I'm stuck on writing an algorithm for getting the amount of distinct partitions for a number $n$ with the partition being size $k$. It's important that there isn't any repetition in the partitions. For example:
The partitions of size 2 for number 5 are:
- [4, 1]
- [3, 2]
The partitions of size 3 for number 6 exists only of:
- [3, 2, 1]
Notice that [2, 2, 2] isn't a partition because it has a repeating use of 2.
I currently have implemented a dynamic algorithm that finds the amount of partitions that allow repetition. Here $m$ is is the number and $n$ is the size of the partitions.
def count_partitions(m, n):
def e_at(i,j):
if i == j and j == -1:
return 1
if i < j:
return 0
else:
return p[i][j]
p = [[-1 for _ in range(n)] for _ in range(m)]
for i in range(m):
p[i][0] = 1
for i in range(m):
for j in range(1, min(i + 1, n)):
if i < 2*j:
p[i][j] = e_at(i-1,j-1)
else:
p[i][j] = e_at(i-1, j-1) + e_at(i-j-1,j)
return p[m-1][n-1]
I've also got a program to generate all the different distinct k-partitions of a number $n$
def generate_partitions(n, k):
if n == 0:
return []
def rec_partition(m, b, n, a, l):
if m == 0:
l.append(conj_partition(a[:n]))
else:
c = a[n]
for i in range(1, min(b,m) + 1):
a[n] = i
rec_partition(m-i, i, n+1, a, l)
a[n] = c
def has_double(l):
for i in range(len(l) - 1):
if l[i] == l[i+1]:
return True
return False
l = []
a = [0] * n
a[0] = k
rec_partition(n - k, k,1, a, l)
return sorted([p for p in l if not has_double(p)], reverse=True)

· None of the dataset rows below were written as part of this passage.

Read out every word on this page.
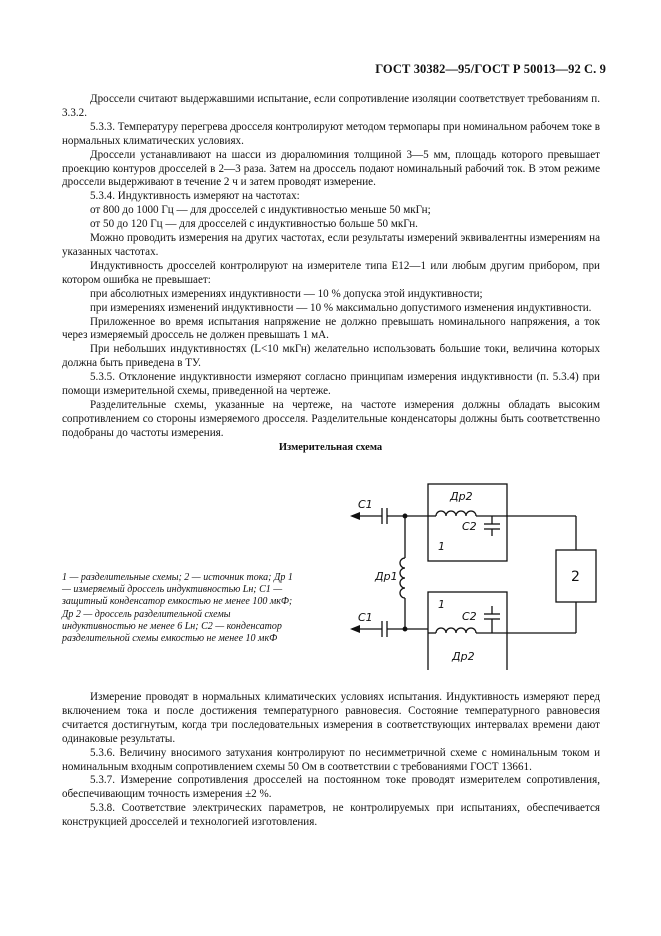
ГОСТ 30382—95/ГОСТ Р 50013—92 С. 9

Дроссели считают выдержавшими испытание, если сопротивление изоляции соответствует требованиям п. 3.3.2.

5.3.3. Температуру перегрева дросселя контролируют методом термопары при номинальном рабочем токе в нормальных климатических условиях.

Дроссели устанавливают на шасси из дюралюминия толщиной 3—5 мм, площадь которого превышает проекцию контуров дросселей в 2—3 раза. Затем на дроссель подают номинальный рабочий ток. В этом режиме дроссели выдерживают в течение 2 ч и затем проводят измерение.

5.3.4. Индуктивность измеряют на частотах:

от 800 до 1000 Гц — для дросселей с индуктивностью меньше 50 мкГн;

от 50 до 120 Гц — для дросселей с индуктивностью больше 50 мкГн.

Можно проводить измерения на других частотах, если результаты измерений эквивалентны измерениям на указанных частотах.

Индуктивность дросселей контролируют на измерителе типа Е12—1 или любым другим прибором, при котором ошибка не превышает:

при абсолютных измерениях индуктивности — 10 % допуска этой индуктивности;

при измерениях изменений индуктивности — 10 % максимально допустимого изменения индуктивности.

Приложенное во время испытания напряжение не должно превышать номинального напряжения, а ток через измеряемый дроссель не должен превышать 1 мА.

При небольших индуктивностях (L<10 мкГн) желательно использовать большие токи, величина которых должна быть приведена в ТУ.

5.3.5. Отклонение индуктивности измеряют согласно принципам измерения индуктивности (п. 5.3.4) при помощи измерительной схемы, приведенной на чертеже.

Разделительные схемы, указанные на чертеже, на частоте измерения должны обладать высоким сопротивлением со стороны измеряемого дросселя. Разделительные конденсаторы должны быть соответственно подобраны до частоты измерения.

Измерительная схема
C1
Др2
C2
1
Др1	2
1
C2
C1
Др2
1 — разделительные схемы; 2 — источник тока; Др 1 — измеряемый дроссель индуктивностью Lн; С1 — защитный конденсатор емкостью не менее 100 мкФ; Др 2 — дроссель разделительной схемы индуктивностью не менее 6 Lн; С2 — конденсатор разделительной схемы емкостью не менее 10 мкФ

Измерение проводят в нормальных климатических условиях испытания. Индуктивность измеряют перед включением тока и после достижения температурного равновесия. Состояние температурного равновесия считается достигнутым, когда три последовательных измерения в соответствующих интервалах времени дают одинаковые результаты.

5.3.6. Величину вносимого затухания контролируют по несимметричной схеме с номинальным током и номинальным входным сопротивлением схемы 50 Ом в соответствии с требованиями ГОСТ 13661.

5.3.7. Измерение сопротивления дросселей на постоянном токе проводят измерителем сопротивления, обеспечивающим точность измерения ±2 %.

5.3.8. Соответствие электрических параметров, не контролируемых при испытаниях, обеспечивается конструкцией дросселей и технологией изготовления.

So far the only way I found to get the number of distinct k-partitions is to generate them all and take the length of the returned list.
However I feel like there would be a better way to get the amount without generating them all by modifying the dynamic programming algorithm above. But I haven't had any luck with that.
Anyone has any idea that would help?